JD.COM cut senior management pays while increasing benefits for all employees
JD.Com announced that the company is slashing the pay for about 2,000 managers by 10-20% and using some of the savings from the move to fund planned increases in staff benefits, including health and housing benefits, for all employees including hundreds of thousands of delivery staff. Founder Richard Liu will also donate 100 million yuan of his own money towards staff benefits. Under the quest for “common prosperity” of the top government leadership, Chinese tycoons are mindful of doing their share in redistributing income.
What are we watching next?
The S&P flash PMIs for the US, EU and UK will be released in the week, and will likely test the soft-landing rhetoric that has been gaining traction. We will likely see further broad-based easing in the metrics from the October prints, as consumer spending remains constrained amid high inflation and a rise in interest rates. While expectations for December remain tilted towards a downshift in rate hikes for the Fed, ECB and the BOE, the upcoming data point will be more key in determining the terminal rate pricing. Markets are now back at pricing 5% levels for the Fed, but the ECB’s pricing for the terminal rate is still sub-3% while UK’s is 4.7% with fiscal austerity being delayed.

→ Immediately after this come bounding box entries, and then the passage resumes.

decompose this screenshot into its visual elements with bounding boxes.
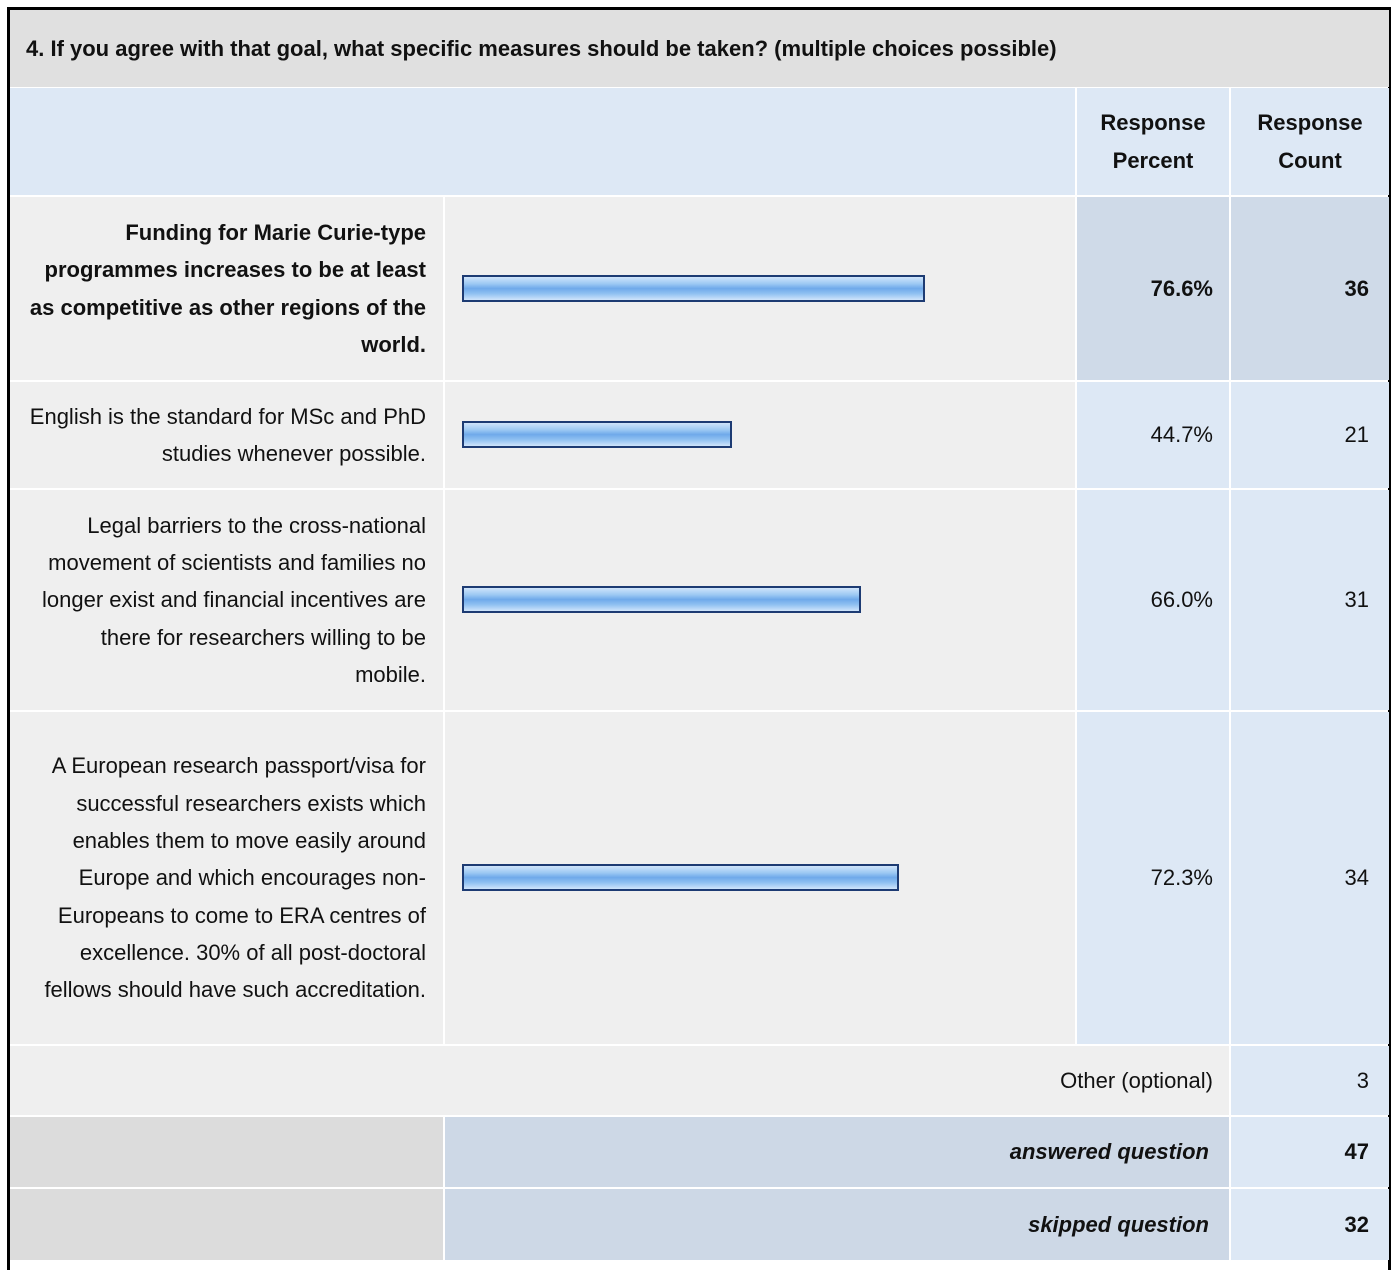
row-percent: 66.0% (1077, 490, 1229, 710)
row-label: Legal barriers to the cross-national mov… (10, 490, 443, 710)
other-count: 3 (1231, 1046, 1389, 1115)
bar (462, 274, 925, 302)
row-percent: 44.7% (1077, 382, 1229, 488)
row-percent-text: 44.7% (1150, 422, 1213, 448)
row-count-text: 36 (1344, 275, 1369, 301)
other-label: Other (optional) (10, 1046, 1229, 1115)
answered-blank (10, 1117, 443, 1187)
row-count: 36 (1231, 197, 1389, 380)
row-count: 31 (1231, 490, 1389, 710)
bar-cell (445, 712, 1075, 1044)
bar (462, 864, 899, 891)
header-blank (10, 88, 1075, 195)
row-count: 21 (1231, 382, 1389, 488)
answered-count-text: 47 (1344, 1139, 1369, 1165)
row-count-text: 34 (1344, 865, 1369, 891)
row-percent-text: 66.0% (1150, 587, 1213, 613)
row-count-text: 31 (1344, 587, 1369, 613)
row-label: A European research passport/visa for su… (10, 712, 443, 1044)
title-text: 4. If you agree with that goal, what spe… (26, 35, 1057, 61)
row-percent-text: 72.3% (1150, 865, 1213, 891)
row-label-text: A European research passport/visa for su… (44, 753, 426, 1003)
skipped-label-text: skipped question (1028, 1211, 1209, 1237)
row-label-text: Legal barriers to the cross-national mov… (41, 512, 426, 687)
row-label: English is the standard for MSc and PhD … (10, 382, 443, 488)
row-percent-text: 76.6% (1150, 275, 1213, 301)
row-percent: 72.3% (1077, 712, 1229, 1044)
bar (462, 586, 861, 613)
skipped-blank (10, 1189, 443, 1260)
bar-cell (445, 490, 1075, 710)
bar-cell (445, 197, 1075, 380)
bar-cell (445, 382, 1075, 488)
skipped-count-text: 32 (1344, 1211, 1369, 1237)
row-label: Funding for Marie Curie-type programmes … (10, 197, 443, 380)
bar (462, 421, 732, 448)
row-label-text: Funding for Marie Curie-type programmes … (29, 219, 426, 357)
title: 4. If you agree with that goal, what spe… (10, 10, 1389, 87)
skipped-count: 32 (1231, 1189, 1389, 1260)
other-label-text: Other (optional) (1060, 1067, 1213, 1093)
answered-count: 47 (1231, 1117, 1389, 1187)
header-percent: Response Percent (1077, 88, 1229, 195)
answered-label: answered question (445, 1117, 1229, 1187)
row-count-text: 21 (1344, 422, 1369, 448)
header-percent-text: Response Percent (1100, 110, 1206, 173)
row-percent: 76.6% (1077, 197, 1229, 380)
header-count-text: Response Count (1257, 110, 1363, 173)
other-count-text: 3 (1356, 1067, 1369, 1093)
row-count: 34 (1231, 712, 1389, 1044)
header-count: Response Count (1231, 88, 1389, 195)
survey-table: 4. If you agree with that goal, what spe… (7, 7, 1391, 1270)
row-label-text: English is the standard for MSc and PhD … (29, 403, 426, 466)
skipped-label: skipped question (445, 1189, 1229, 1260)
answered-label-text: answered question (1009, 1139, 1209, 1165)
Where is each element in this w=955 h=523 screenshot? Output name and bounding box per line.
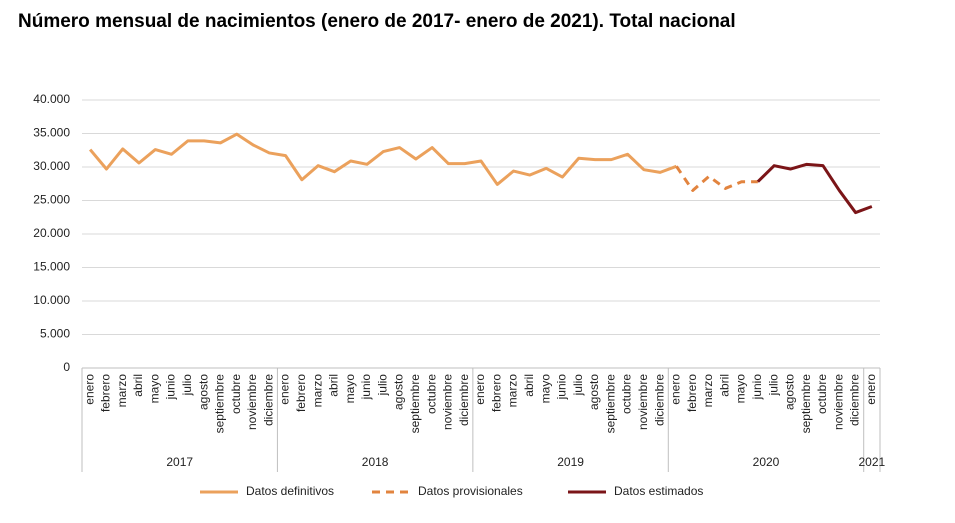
x-tick-label: marzo [506,374,520,408]
x-tick-label: enero [82,374,96,405]
series-line [756,162,873,215]
x-tick-label: agosto [587,374,601,410]
y-tick-label: 30.000 [33,159,70,173]
x-tick-label: abril [522,374,536,397]
y-tick-label: 10.000 [33,293,70,307]
x-tick-label: diciembre [261,374,275,426]
x-tick-label: agosto [783,374,797,410]
x-tick-label: agosto [196,374,210,410]
x-tick-label: julio [375,374,389,397]
x-tick-label: febrero [489,374,503,412]
x-tick-label: octubre [815,374,829,414]
x-tick-label: mayo [343,374,357,404]
x-tick-label: septiembre [213,374,227,434]
x-tick-label: octubre [424,374,438,414]
x-tick-label: enero [669,374,683,405]
x-tick-label: abril [131,374,145,397]
series-line [675,165,758,192]
x-tick-label: noviembre [831,374,845,430]
x-tick-label: noviembre [245,374,259,430]
x-tick-label: mayo [734,374,748,404]
group-label: 2019 [557,455,584,469]
y-tick-label: 5.000 [40,327,70,341]
x-tick-label: marzo [701,374,715,408]
x-tick-label: mayo [538,374,552,404]
x-tick-label: marzo [310,374,324,408]
y-tick-label: 40.000 [33,92,70,106]
y-tick-label: 20.000 [33,226,70,240]
x-tick-label: octubre [229,374,243,414]
x-tick-label: noviembre [636,374,650,430]
x-tick-label: junio [750,374,764,401]
x-tick-label: diciembre [652,374,666,426]
x-tick-label: septiembre [603,374,617,434]
x-tick-label: agosto [392,374,406,410]
chart-title: Número mensual de nacimientos (enero de … [18,11,736,32]
x-tick-label: febrero [294,374,308,412]
x-tick-label: julio [571,374,585,397]
x-tick-label: junio [555,374,569,401]
x-tick-label: junio [359,374,373,401]
x-tick-label: junio [164,374,178,401]
series-line [88,132,677,186]
x-tick-label: mayo [147,374,161,404]
x-tick-label: julio [180,374,194,397]
x-tick-label: diciembre [457,374,471,426]
x-tick-label: julio [766,374,780,397]
y-tick-label: 15.000 [33,260,70,274]
y-tick-label: 35.000 [33,126,70,140]
x-tick-label: enero [864,374,878,405]
x-tick-label: febrero [685,374,699,412]
x-tick-label: marzo [115,374,129,408]
x-tick-label: noviembre [441,374,455,430]
group-label: 2017 [166,455,193,469]
x-tick-label: enero [278,374,292,405]
legend-label: Datos provisionales [418,484,523,498]
legend-label: Datos definitivos [246,484,334,498]
group-label: 2021 [859,455,886,469]
x-tick-label: abril [717,374,731,397]
x-tick-label: septiembre [799,374,813,434]
x-tick-label: enero [473,374,487,405]
y-tick-label: 25.000 [33,193,70,207]
x-tick-label: abril [327,374,341,397]
group-label: 2018 [362,455,389,469]
x-tick-label: diciembre [848,374,862,426]
y-tick-label: 0 [63,360,70,374]
x-tick-label: septiembre [408,374,422,434]
group-label: 2020 [753,455,780,469]
legend-label: Datos estimados [614,484,703,498]
x-tick-label: octubre [620,374,634,414]
x-tick-label: febrero [99,374,113,412]
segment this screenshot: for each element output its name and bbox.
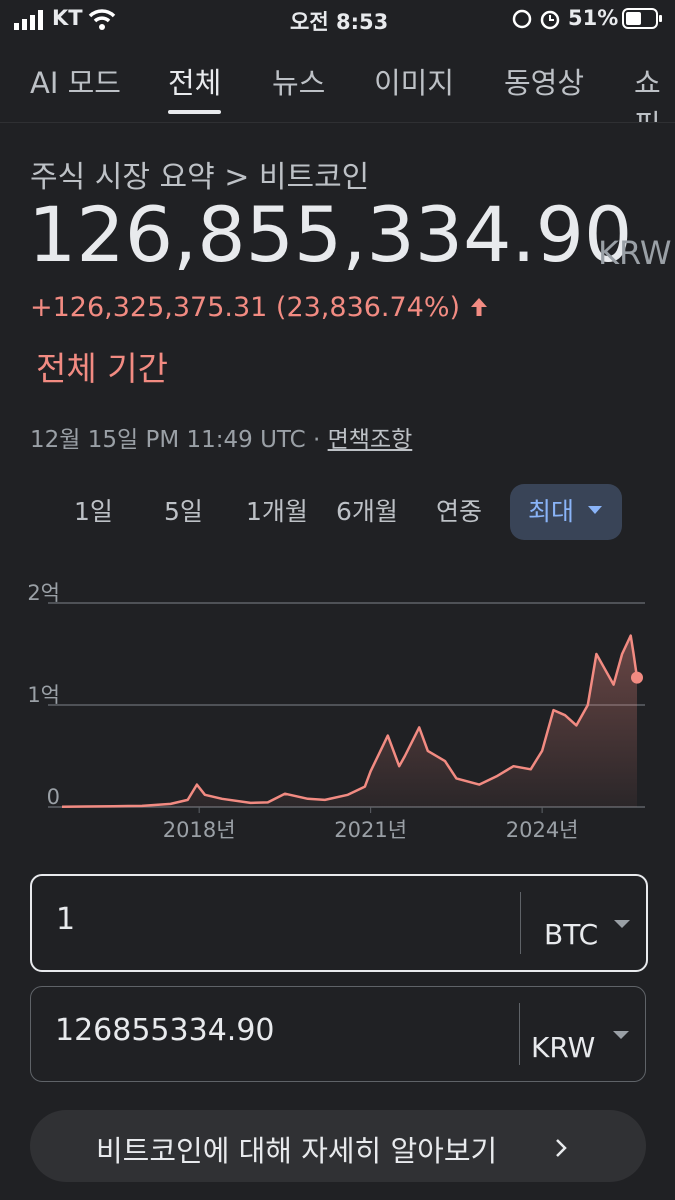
area-fill (62, 635, 637, 807)
status-icons (512, 9, 560, 30)
range-option[interactable]: 연중 (436, 497, 483, 526)
tab[interactable]: 이미지 (374, 66, 455, 100)
range-option[interactable]: 1개월 (246, 497, 308, 526)
y-tick-label: 0 (47, 785, 60, 809)
range-option[interactable]: 6개월 (336, 497, 398, 526)
tab[interactable]: 쇼핑 (634, 66, 661, 122)
tab[interactable]: 동영상 (504, 66, 585, 100)
period: 전체 기간 (36, 349, 168, 388)
range-option[interactable]: 5일 (164, 497, 203, 526)
from-field[interactable]: 1 BTC (30, 874, 648, 972)
x-tick-label: 2021년 (334, 818, 407, 842)
wifi-icon (88, 9, 116, 30)
from-amount[interactable]: 1 (56, 902, 76, 937)
clock: 오전 8:53 (290, 10, 389, 34)
to-field[interactable]: 126855334.90 KRW (30, 986, 646, 1082)
up-arrow (470, 298, 487, 316)
x-tick-label: 2024년 (506, 818, 579, 842)
tab[interactable]: 전체 (168, 60, 222, 114)
tab-bar: AI 모드 전체 뉴스 이미지 동영상 쇼핑 (0, 52, 675, 123)
price: 126,855,334.90 (28, 190, 633, 279)
last-point (630, 671, 643, 684)
disclaimer-link[interactable]: 면책조항 (327, 427, 413, 453)
range-option[interactable]: 최대 (510, 484, 623, 540)
battery-percent: 51% (568, 6, 619, 30)
button-label: 비트코인에 대해 자세히 알아보기 (96, 1134, 498, 1168)
change-text: +126,325,375.31 (23,836.74%) (30, 292, 461, 323)
price-chart: 0 1억 2억 2018년 2021년 2024년 (27, 581, 645, 842)
price-change: +126,325,375.31 (23,836.74%) (30, 292, 489, 323)
x-tick-label: 2018년 (163, 818, 236, 842)
carrier: KT (52, 6, 83, 30)
to-unit[interactable]: KRW (531, 1031, 596, 1064)
status-bar: KT 오전 8:53 51% (0, 0, 675, 40)
from-unit[interactable]: BTC (544, 918, 599, 951)
signal-icon (14, 10, 43, 30)
timestamp-row: 12월 15일 PM 11:49 UTC · 면책조항 (30, 420, 412, 454)
timestamp: 12월 15일 PM 11:49 UTC · (30, 427, 321, 453)
breadcrumb[interactable]: 주식 시장 요약 > 비트코인 (30, 160, 370, 195)
range-option[interactable]: 1일 (74, 497, 113, 526)
battery-icon (622, 8, 662, 29)
price-line (61, 634, 639, 808)
tab[interactable]: AI 모드 (30, 66, 121, 100)
tab[interactable]: 뉴스 (272, 66, 326, 100)
y-tick-label: 1억 (27, 683, 60, 707)
chevron (556, 1139, 567, 1157)
learn-more-button[interactable]: 비트코인에 대해 자세히 알아보기 (30, 1110, 646, 1182)
currency: KRW (598, 234, 672, 272)
to-amount[interactable]: 126855334.90 (55, 1013, 275, 1048)
y-tick-label: 2억 (27, 581, 60, 605)
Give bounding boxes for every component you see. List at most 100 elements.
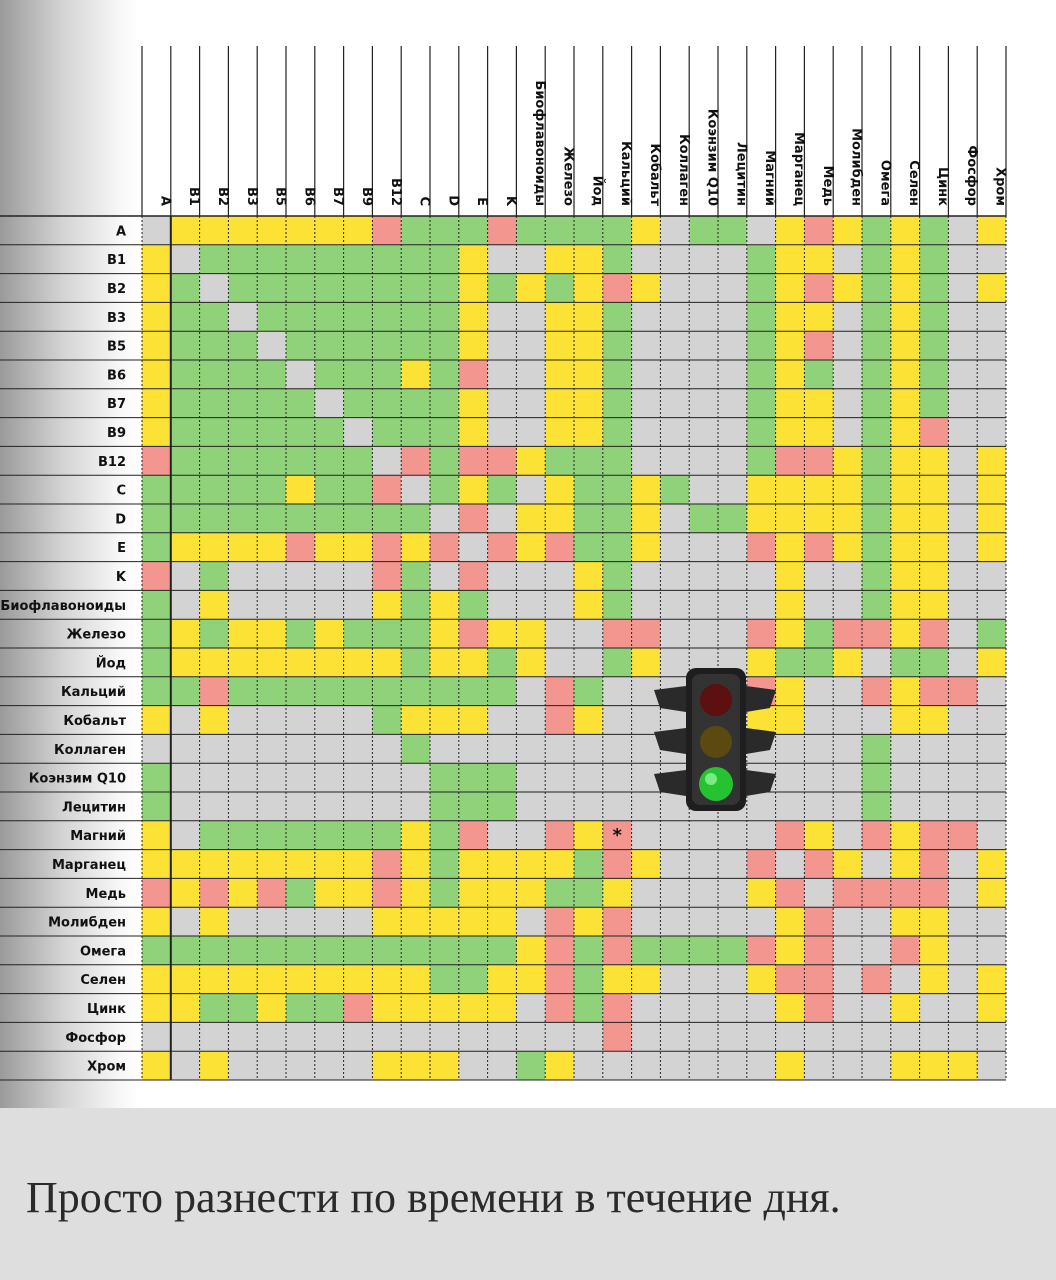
- matrix-cell: [286, 878, 315, 908]
- matrix-cell: [574, 734, 603, 764]
- matrix-cell: [890, 619, 920, 648]
- matrix-cell: [286, 244, 315, 274]
- matrix-cell: [718, 331, 747, 360]
- matrix-cell: [890, 1022, 920, 1052]
- matrix-cell: [890, 705, 920, 735]
- matrix-cell: [602, 216, 632, 245]
- matrix-cell: [833, 1022, 862, 1052]
- matrix-cell: [919, 792, 949, 821]
- matrix-cell: [746, 993, 776, 1023]
- matrix-cell: [775, 360, 805, 389]
- matrix-cell: [314, 590, 344, 620]
- matrix-cell: [286, 331, 315, 360]
- matrix-cell: [343, 446, 373, 476]
- matrix-cell: [257, 331, 286, 360]
- matrix-cell: [170, 388, 200, 418]
- matrix-cell: [718, 216, 747, 245]
- matrix-cell: [228, 964, 258, 994]
- matrix-cell: [631, 331, 661, 360]
- matrix-cell: [775, 446, 805, 476]
- matrix-cell: [833, 993, 862, 1023]
- matrix-cell: [142, 1051, 171, 1080]
- matrix-cell: [170, 619, 200, 648]
- matrix-cell: [142, 475, 171, 504]
- matrix-cell: [458, 475, 488, 504]
- matrix-cell: [804, 676, 834, 706]
- matrix-cell: [430, 878, 459, 908]
- matrix-cell: [343, 763, 373, 792]
- column-header-label: B12: [388, 178, 403, 206]
- matrix-cell: [718, 417, 747, 447]
- matrix-cell: [228, 792, 258, 821]
- matrix-cell: [401, 532, 430, 562]
- matrix-cell: [314, 388, 344, 418]
- matrix-cell: [948, 561, 978, 591]
- matrix-cell: [228, 244, 258, 274]
- matrix-cell: [833, 936, 862, 965]
- matrix-cell: [142, 878, 171, 908]
- matrix-cell: [487, 820, 517, 850]
- matrix-cell: [718, 878, 747, 908]
- matrix-cell: [286, 561, 315, 591]
- matrix-cell: [487, 907, 517, 936]
- matrix-cell: [516, 216, 546, 245]
- matrix-cell: [430, 417, 459, 447]
- matrix-cell: [689, 849, 718, 879]
- matrix-cell: [372, 648, 402, 677]
- matrix-cell: [574, 763, 603, 792]
- matrix-cell: [142, 705, 171, 735]
- matrix-cell: [977, 849, 1006, 879]
- matrix-cell: [516, 705, 546, 735]
- matrix-cell: [862, 993, 891, 1023]
- matrix-cell: [545, 331, 574, 360]
- matrix-cell: [977, 388, 1006, 418]
- matrix-cell: [804, 849, 834, 879]
- matrix-cell: [228, 936, 258, 965]
- matrix-cell: [487, 1051, 517, 1080]
- matrix-cell: [487, 763, 517, 792]
- column-header-label: Кобальт: [647, 143, 662, 206]
- matrix-cell: [170, 1051, 200, 1080]
- matrix-cell: [228, 1022, 258, 1052]
- matrix-cell: [343, 619, 373, 648]
- matrix-cell: [458, 244, 488, 274]
- matrix-cell: [142, 734, 171, 764]
- matrix-cell: [257, 532, 286, 562]
- matrix-cell: [430, 302, 459, 332]
- matrix-cell: [804, 964, 834, 994]
- matrix-cell: [170, 936, 200, 965]
- matrix-cell: [660, 619, 690, 648]
- matrix-cell: [833, 360, 862, 389]
- matrix-cell: [487, 244, 517, 274]
- matrix-cell: [487, 676, 517, 706]
- matrix-cell: [257, 964, 286, 994]
- matrix-cell: [689, 302, 718, 332]
- matrix-cell: [487, 532, 517, 562]
- matrix-cell: [804, 993, 834, 1023]
- matrix-cell: [372, 792, 402, 821]
- matrix-cell: [257, 561, 286, 591]
- matrix-cell: [574, 504, 603, 533]
- matrix-cell: [257, 936, 286, 965]
- matrix-cell: [689, 993, 718, 1023]
- matrix-cell: [343, 561, 373, 591]
- matrix-cell: [919, 446, 949, 476]
- matrix-cell: [401, 1051, 430, 1080]
- matrix-cell: [804, 1051, 834, 1080]
- matrix-cell: [574, 792, 603, 821]
- matrix-cell: [545, 561, 574, 591]
- matrix-cell: [516, 1022, 546, 1052]
- matrix-cell: [458, 561, 488, 591]
- matrix-cell: [170, 561, 200, 591]
- matrix-cell: [487, 878, 517, 908]
- matrix-cell: [948, 849, 978, 879]
- matrix-cell: [890, 1051, 920, 1080]
- matrix-cell: [545, 475, 574, 504]
- matrix-cell: [430, 648, 459, 677]
- matrix-cell: [257, 792, 286, 821]
- matrix-cell: [833, 676, 862, 706]
- matrix-cell: [228, 360, 258, 389]
- matrix-cell: [948, 705, 978, 735]
- matrix-cell: [804, 273, 834, 303]
- matrix-cell: [401, 504, 430, 533]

At the FT Commodities Asia Summit in Singapore, Jeremy Weir, the CEO of Trafigura said demand for copper is shifting away from cooling building activities in China to energy transition demand, especially in Europe and the US. Weir said demand for copper has remained strong despite recent global headwinds. “We’re seeing for example very strong copper demand in Europe through electrification and even through the pandemic,” he said. “Even the current crisis and conflict in Ukraine is not reducing the demand for copper.” Following a recent rally, that got rejected ahead of key resistance at $4 per pound, HG copper has dropped back and currently trades near the middle of its established range around $3.55
The FOMC minutes from the November 2 meeting are scheduled to be released on Wednesday, just ahead of the Thanksgiving holiday. The key message delivered by Powell at this meeting was that the pace of rate hikes will slow down as needed, and that will likely remain the highlight of the minutes as well. However, Powell managed to deliver this hawkish message at the press conference, but the risk from the minutes remains tilted to the dovish side. There is likely to be little consensus about whether the rates are in restrictive territory or there’s still room for that, and the divide within the committee remains key to watch as investors remain on the edge to expect a Fed pivot sometime in 2023.
Today’s US earnings focus is Deere, the US manufacturer of agricultural and forestry equipment, with analysts expecting FY22 Q4 (ending 31 October) revenue growth of 18% y/y and EPS of $7.09 up 72% as momentum and pricing power remain strong due to high commodity prices on agricultural products.